Harry Fenn (1845-1911): Harry Fenn was known as a painter, illustrator, etcher, and engraver. He began his career as a wood engraver but quickly switched to pencil drawings. He came to the U.S. in 1864 ostensibly to see Niagra Falls, but he remained for six years, then traveled to Italy to study. In 1870 he came back to the U.S. and illustrated his first book, Whittier's Snow Bound, which was soon followed by the Ballads of New England. These were the first illustrated gift books produced in this country, and they marked an era in the history of book making. In 1870 he made an extended tour of the United States to gather material to be used for illustrations for his landmark book, Picturesque America (edited by William Cullen Bryant), a book which was published in 1872. He traveled to Europe in 1873 to make sketches for Picturesque Europe and subsequently spent two winters in the Orient for the last of the trio, Picturesque Palestine, Sinai and Egypt.
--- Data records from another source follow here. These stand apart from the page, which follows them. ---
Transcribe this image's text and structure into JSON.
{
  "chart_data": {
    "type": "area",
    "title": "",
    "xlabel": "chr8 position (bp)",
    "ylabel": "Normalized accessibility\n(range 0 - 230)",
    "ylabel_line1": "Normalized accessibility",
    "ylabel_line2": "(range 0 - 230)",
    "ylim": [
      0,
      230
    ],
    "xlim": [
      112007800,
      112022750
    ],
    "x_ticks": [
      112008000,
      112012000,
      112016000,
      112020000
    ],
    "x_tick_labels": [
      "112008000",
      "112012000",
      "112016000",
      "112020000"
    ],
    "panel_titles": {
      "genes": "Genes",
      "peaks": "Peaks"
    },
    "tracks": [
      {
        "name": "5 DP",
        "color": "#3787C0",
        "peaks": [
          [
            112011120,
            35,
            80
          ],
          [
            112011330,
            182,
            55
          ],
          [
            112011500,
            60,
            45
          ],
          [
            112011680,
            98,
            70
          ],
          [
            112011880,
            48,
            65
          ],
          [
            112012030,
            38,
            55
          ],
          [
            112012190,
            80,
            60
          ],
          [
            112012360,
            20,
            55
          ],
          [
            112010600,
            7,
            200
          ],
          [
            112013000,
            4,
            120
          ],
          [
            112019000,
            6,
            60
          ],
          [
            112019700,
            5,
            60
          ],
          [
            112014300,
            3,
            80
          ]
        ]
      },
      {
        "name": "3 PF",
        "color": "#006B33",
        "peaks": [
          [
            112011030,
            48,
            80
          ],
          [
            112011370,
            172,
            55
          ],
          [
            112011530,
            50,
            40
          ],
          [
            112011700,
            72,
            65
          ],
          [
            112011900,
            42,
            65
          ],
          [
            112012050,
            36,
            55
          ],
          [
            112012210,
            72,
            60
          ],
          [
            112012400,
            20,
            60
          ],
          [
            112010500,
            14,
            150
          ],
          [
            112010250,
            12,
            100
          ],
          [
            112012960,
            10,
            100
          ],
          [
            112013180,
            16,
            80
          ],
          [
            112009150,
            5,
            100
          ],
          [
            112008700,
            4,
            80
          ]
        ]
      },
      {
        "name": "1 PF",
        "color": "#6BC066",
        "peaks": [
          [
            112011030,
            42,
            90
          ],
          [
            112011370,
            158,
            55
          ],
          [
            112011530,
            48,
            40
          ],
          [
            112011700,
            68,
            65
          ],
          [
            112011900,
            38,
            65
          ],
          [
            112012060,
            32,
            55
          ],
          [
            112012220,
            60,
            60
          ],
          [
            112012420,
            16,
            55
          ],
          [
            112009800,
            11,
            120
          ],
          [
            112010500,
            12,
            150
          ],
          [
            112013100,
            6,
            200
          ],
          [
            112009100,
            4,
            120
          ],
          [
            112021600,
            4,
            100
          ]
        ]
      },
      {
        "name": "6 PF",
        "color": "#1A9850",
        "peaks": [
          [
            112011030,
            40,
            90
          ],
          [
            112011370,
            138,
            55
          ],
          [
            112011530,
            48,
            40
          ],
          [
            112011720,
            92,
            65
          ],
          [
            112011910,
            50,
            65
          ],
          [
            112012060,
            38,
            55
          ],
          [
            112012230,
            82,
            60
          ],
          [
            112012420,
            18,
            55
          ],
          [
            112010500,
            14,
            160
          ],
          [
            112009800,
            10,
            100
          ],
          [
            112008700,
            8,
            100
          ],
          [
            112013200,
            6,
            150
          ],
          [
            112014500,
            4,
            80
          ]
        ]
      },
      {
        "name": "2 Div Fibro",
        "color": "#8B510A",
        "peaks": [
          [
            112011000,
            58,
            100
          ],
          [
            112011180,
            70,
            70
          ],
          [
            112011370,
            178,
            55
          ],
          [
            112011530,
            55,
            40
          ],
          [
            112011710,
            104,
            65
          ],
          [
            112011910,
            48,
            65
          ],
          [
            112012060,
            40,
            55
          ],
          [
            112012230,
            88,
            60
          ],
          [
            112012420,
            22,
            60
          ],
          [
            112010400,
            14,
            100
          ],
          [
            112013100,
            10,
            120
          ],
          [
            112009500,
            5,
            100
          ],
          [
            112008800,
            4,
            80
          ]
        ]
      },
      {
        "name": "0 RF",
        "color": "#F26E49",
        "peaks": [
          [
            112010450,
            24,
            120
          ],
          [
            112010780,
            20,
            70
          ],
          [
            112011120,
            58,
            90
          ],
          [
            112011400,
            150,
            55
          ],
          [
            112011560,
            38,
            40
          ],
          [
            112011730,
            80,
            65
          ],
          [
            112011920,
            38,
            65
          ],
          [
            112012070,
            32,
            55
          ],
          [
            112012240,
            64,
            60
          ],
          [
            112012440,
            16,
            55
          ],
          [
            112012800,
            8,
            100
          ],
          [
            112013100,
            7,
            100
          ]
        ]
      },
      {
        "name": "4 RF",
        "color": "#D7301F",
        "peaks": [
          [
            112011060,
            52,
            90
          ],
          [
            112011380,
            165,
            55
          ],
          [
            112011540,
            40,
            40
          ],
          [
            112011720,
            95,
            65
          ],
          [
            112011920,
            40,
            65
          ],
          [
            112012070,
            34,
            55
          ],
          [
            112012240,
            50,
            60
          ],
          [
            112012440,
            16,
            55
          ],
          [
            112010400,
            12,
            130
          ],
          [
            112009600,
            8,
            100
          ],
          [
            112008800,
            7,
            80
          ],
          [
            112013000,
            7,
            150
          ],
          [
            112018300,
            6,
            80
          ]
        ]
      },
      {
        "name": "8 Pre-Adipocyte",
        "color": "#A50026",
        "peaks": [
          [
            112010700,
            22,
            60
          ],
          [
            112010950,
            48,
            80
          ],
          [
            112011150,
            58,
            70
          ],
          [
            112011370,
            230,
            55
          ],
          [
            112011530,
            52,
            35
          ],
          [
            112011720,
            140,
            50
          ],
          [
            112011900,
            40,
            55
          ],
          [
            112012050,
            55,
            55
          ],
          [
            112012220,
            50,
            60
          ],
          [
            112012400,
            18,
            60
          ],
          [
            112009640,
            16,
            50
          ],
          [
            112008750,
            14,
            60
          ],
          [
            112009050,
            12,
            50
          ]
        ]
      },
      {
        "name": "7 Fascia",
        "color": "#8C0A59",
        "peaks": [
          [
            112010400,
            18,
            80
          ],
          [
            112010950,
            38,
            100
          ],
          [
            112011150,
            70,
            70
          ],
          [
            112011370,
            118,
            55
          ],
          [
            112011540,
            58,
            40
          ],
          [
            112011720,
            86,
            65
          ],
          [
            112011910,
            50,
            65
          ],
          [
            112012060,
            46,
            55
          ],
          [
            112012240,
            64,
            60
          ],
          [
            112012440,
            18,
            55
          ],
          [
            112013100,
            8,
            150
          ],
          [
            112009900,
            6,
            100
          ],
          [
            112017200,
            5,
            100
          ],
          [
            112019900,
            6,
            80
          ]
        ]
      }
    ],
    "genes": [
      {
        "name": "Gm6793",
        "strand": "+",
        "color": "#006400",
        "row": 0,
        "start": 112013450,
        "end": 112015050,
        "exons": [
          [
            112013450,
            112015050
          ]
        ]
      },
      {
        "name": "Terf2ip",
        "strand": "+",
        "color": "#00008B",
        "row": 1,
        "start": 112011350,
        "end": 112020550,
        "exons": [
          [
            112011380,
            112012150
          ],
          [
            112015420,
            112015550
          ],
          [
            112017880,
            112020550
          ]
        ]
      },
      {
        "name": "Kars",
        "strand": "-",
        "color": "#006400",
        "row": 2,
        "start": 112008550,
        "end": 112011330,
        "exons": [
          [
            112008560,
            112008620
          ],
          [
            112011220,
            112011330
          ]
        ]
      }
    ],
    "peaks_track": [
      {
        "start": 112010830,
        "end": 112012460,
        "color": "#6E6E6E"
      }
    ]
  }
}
The publication of these books won him fame. He returned to the U.S. in 1881 and kept a studio in New York City. Later in life, Fenn concentrated on watercolor paintings. He was a member of the New York Watercolor Club, the Society of Illustrators, the Salmagundi Club, and was a founder of the American Watercolor Society. He exhibited at the National Academy of Design in 1864 and at various times at the Brooklyn Art Association between 1864 and 1885. He exhibited at the Columbian Expo in Chicago in 1893 where he was awarded a medal. His White Mountain scenes include Evening in New Hampshire, Evening on Mount Washington, Mount Washington and Adams, Mount Washington under Three Feet of Snow, and Mount Washington, North Conway.